Source selection officials in negotiated best-value procurements have broad discretion in making price/technical tradeoffs, and the extent to which one may be sacrificed for the other is governed only by the tests of rationality and consistency with the solicitation’s evaluation criteria. World Airways, Inc., B-402674, June 25, 2010, 2010 CPD ¶ 284 at 12. Even where, as here, price is stated to be of less importance than technical merit, an agency may properly select a lower-rated, lower-priced proposal if the agency reasonably concludes that the price premium involved in selecting the higher-rated proposal is not justified. Aegis Defence Servs., Ltd., B-403226 et al., Oct. 1, 2010, 2010 CPD ¶ 238 at 10. A protester’s disagreement with the agency’s determinations as to the relative merits of competing proposals, or disagreement with its judgment as to which proposal offers the best value to the agency, does not establish that the source selection decision was unreasonable. General Dynamics--Ordnance & Tactical Sys., B-401658, B-401658.2, Oct. 26, 2009, 2009 CPD ¶ 217 at 8.

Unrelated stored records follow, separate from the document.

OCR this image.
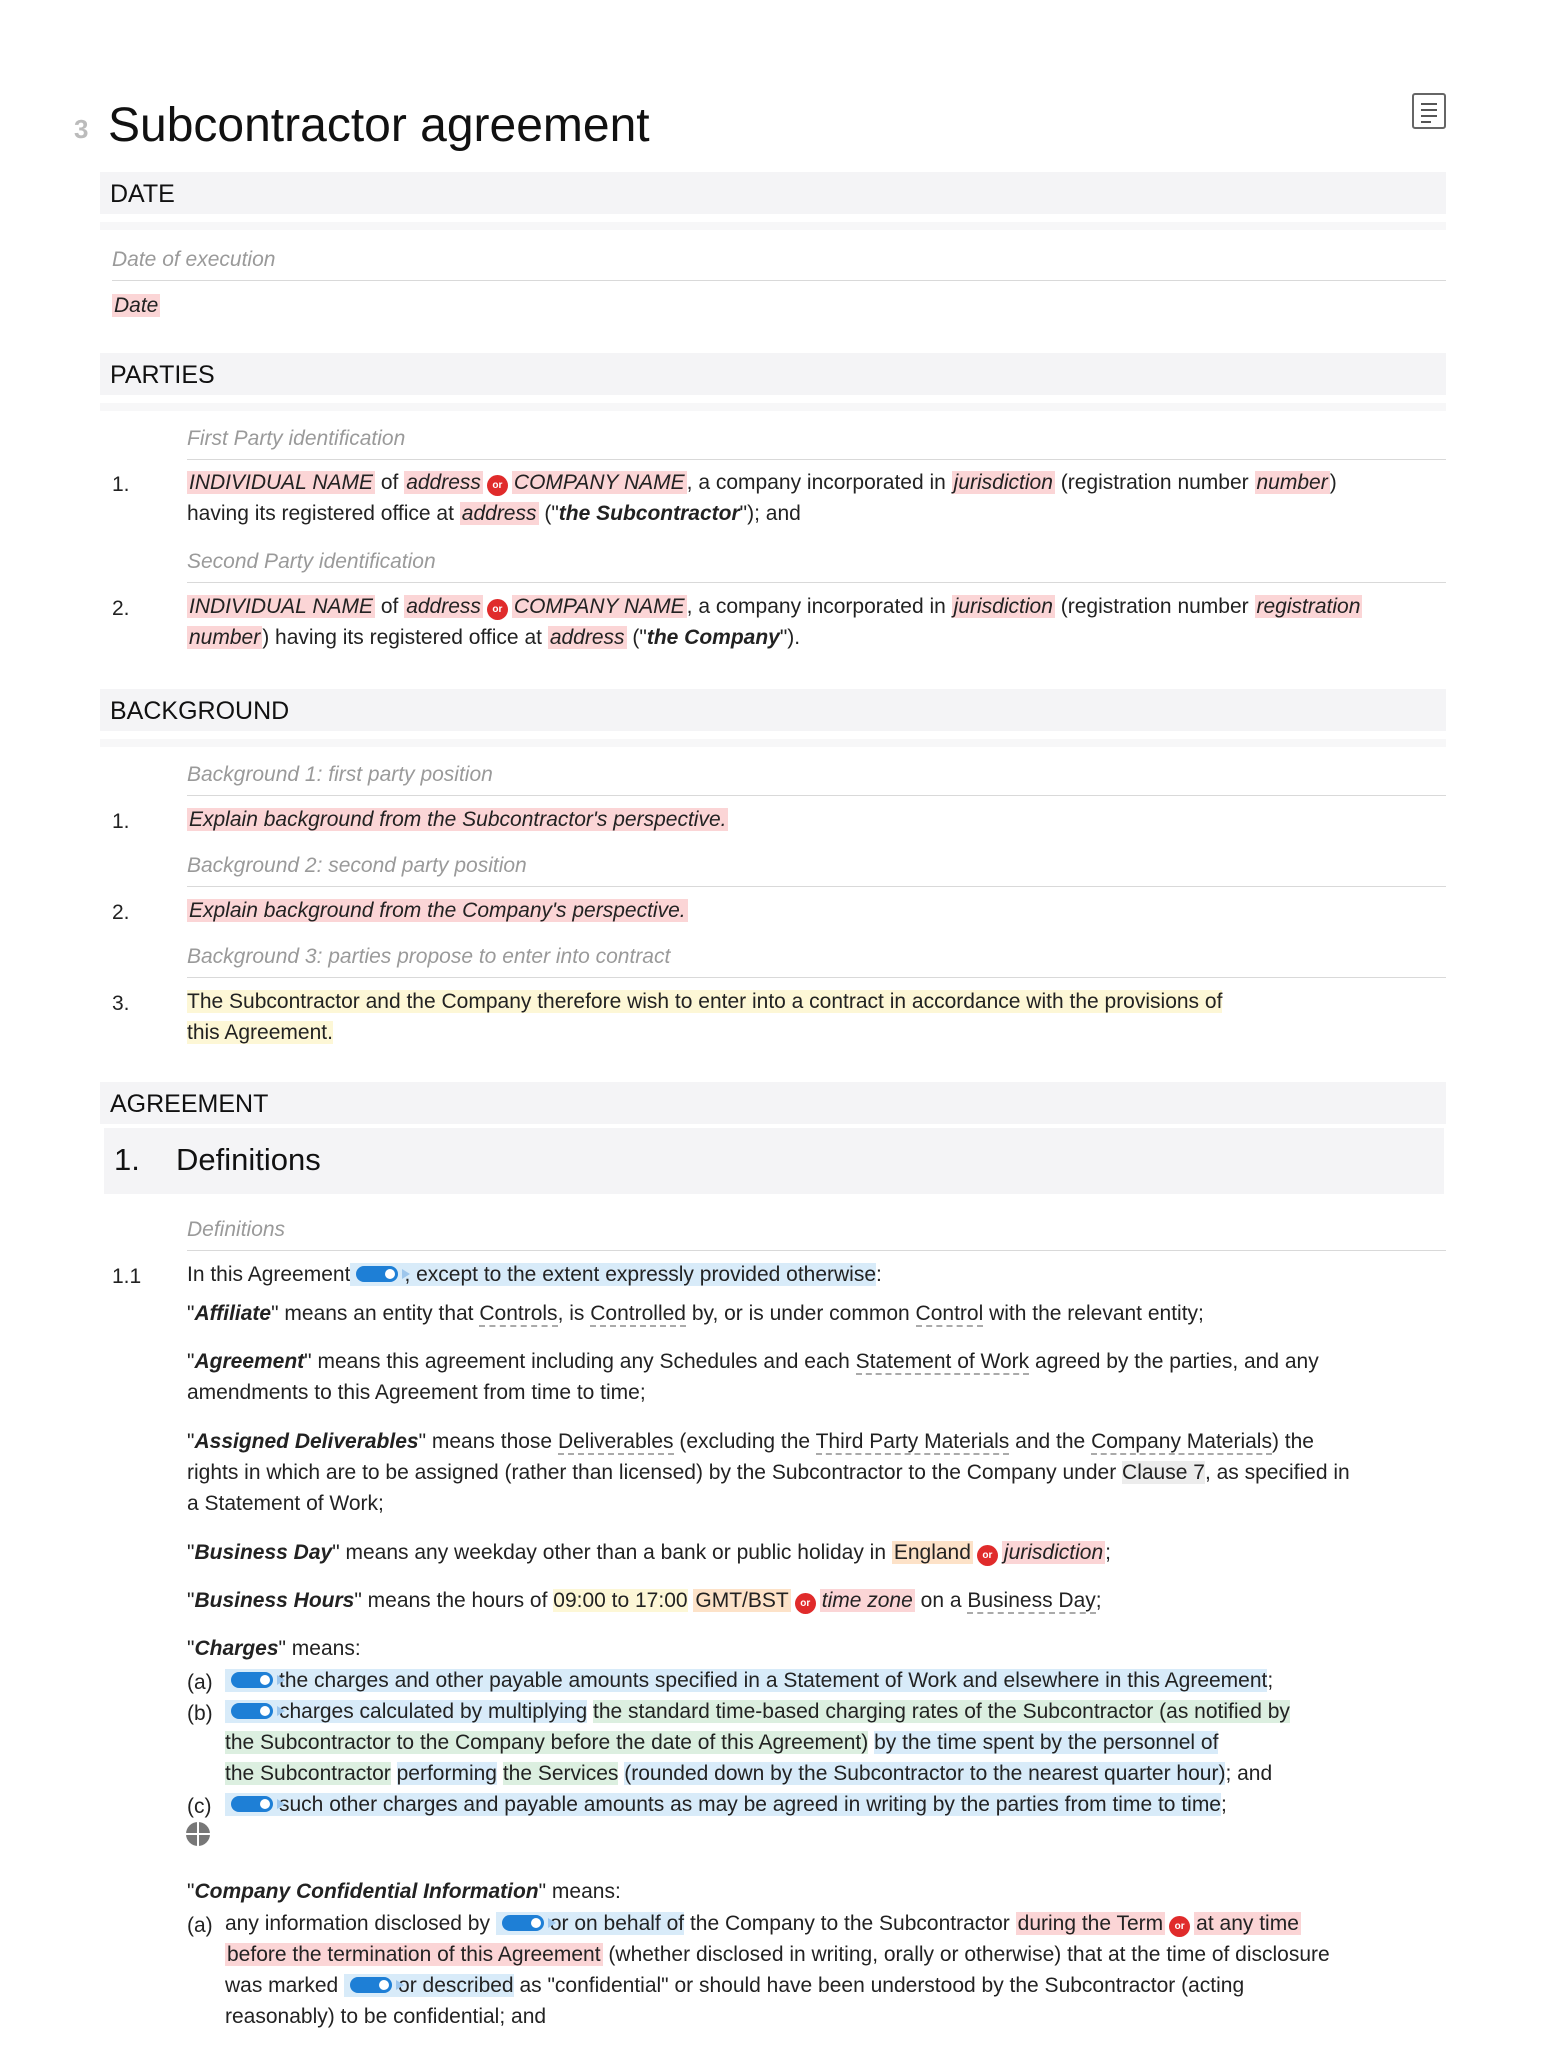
3 Subcontractor agreement
DATE
Date of execution
Date
PARTIES
First Party identification
1.	INDIVIDUAL NAME of address or COMPANY NAME, a company incorporated in jurisdiction (registration number number)
having its registered office at address ("the Subcontractor"); and
Second Party identification
2.	INDIVIDUAL NAME of address or COMPANY NAME, a company incorporated in jurisdiction (registration number registration
number) having its registered office at address ("the Company").
BACKGROUND
Background 1: first party position
1.	Explain background from the Subcontractor's perspective.
Background 2: second party position
2.	Explain background from the Company's perspective.
Background 3: parties propose to enter into contract
3.	The Subcontractor and the Company therefore wish to enter into a contract in accordance with the provisions of
this Agreement.
AGREEMENT
1. Definitions
Definitions
1.1 In this Agreement	, except to the extent expressly provided otherwise:
"Affiliate" means an entity that Controls, is Controlled by, or is under common Control with the relevant entity;
"Agreement" means this agreement including any Schedules and each Statement of Work agreed by the parties, and any
amendments to this Agreement from time to time;
"Assigned Deliverables" means those Deliverables (excluding the Third Party Materials and the Company Materials) the
rights in which are to be assigned (rather than licensed) by the Subcontractor to the Company under Clause 7, as specified in
a Statement of Work;
"Business Day" means any weekday other than a bank or public holiday in England or jurisdiction;
"Business Hours" means the hours of 09:00 to 17:00 GMT/BST or time zone on a Business Day;
"Charges" means:
(a)	the charges and other payable amounts specified in a Statement of Work and elsewhere in this Agreement;
(b)	charges calculated by multiplying the standard time-based charging rates of the Subcontractor (as notified by
the Subcontractor to the Company before the date of this Agreement) by the time spent by the personnel of
the Subcontractor performing the Services (rounded down by the Subcontractor to the nearest quarter hour); and
(c)	such other charges and payable amounts as may be agreed in writing by the parties from time to time;
"Company Confidential Information" means:
(a) any information disclosed by	or on behalf of the Company to the Subcontractor during the Term or at any time
before the termination of this Agreement (whether disclosed in writing, orally or otherwise) that at the time of disclosure
was marked	or described as "confidential" or should have been understood by the Subcontractor (acting
reasonably) to be confidential; and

Here, the source selectio decision set forth the strengths, weaknesses and relative merits of each proposal. While the SSA noted that the performance risk associated with award to either THS or SRM was “minimal,” the SSA fully acknowledged in his tradeoff analysis the superiority of THS’s proposal under the technical and past performance factors. SSDD at 2-4, 6. The SSA concluded, however, that THS’s superiority in these areas did not warrant payment of the price premium associated with its proposal ($1,880,500, or approximately 8.8 percent), such that SRM’s proposal represented the best value. SSDD at 6-7. THS’s disagreement with this conclusion does not demonstrate that it was unreasonable.

The protest is denied.

Susan A. Poling
General Counsel



[1] Further, the past performance questionnaire completed for this contract uniformly rated SRM’s current performance as “good.” SRM Past Performance References at 2-5.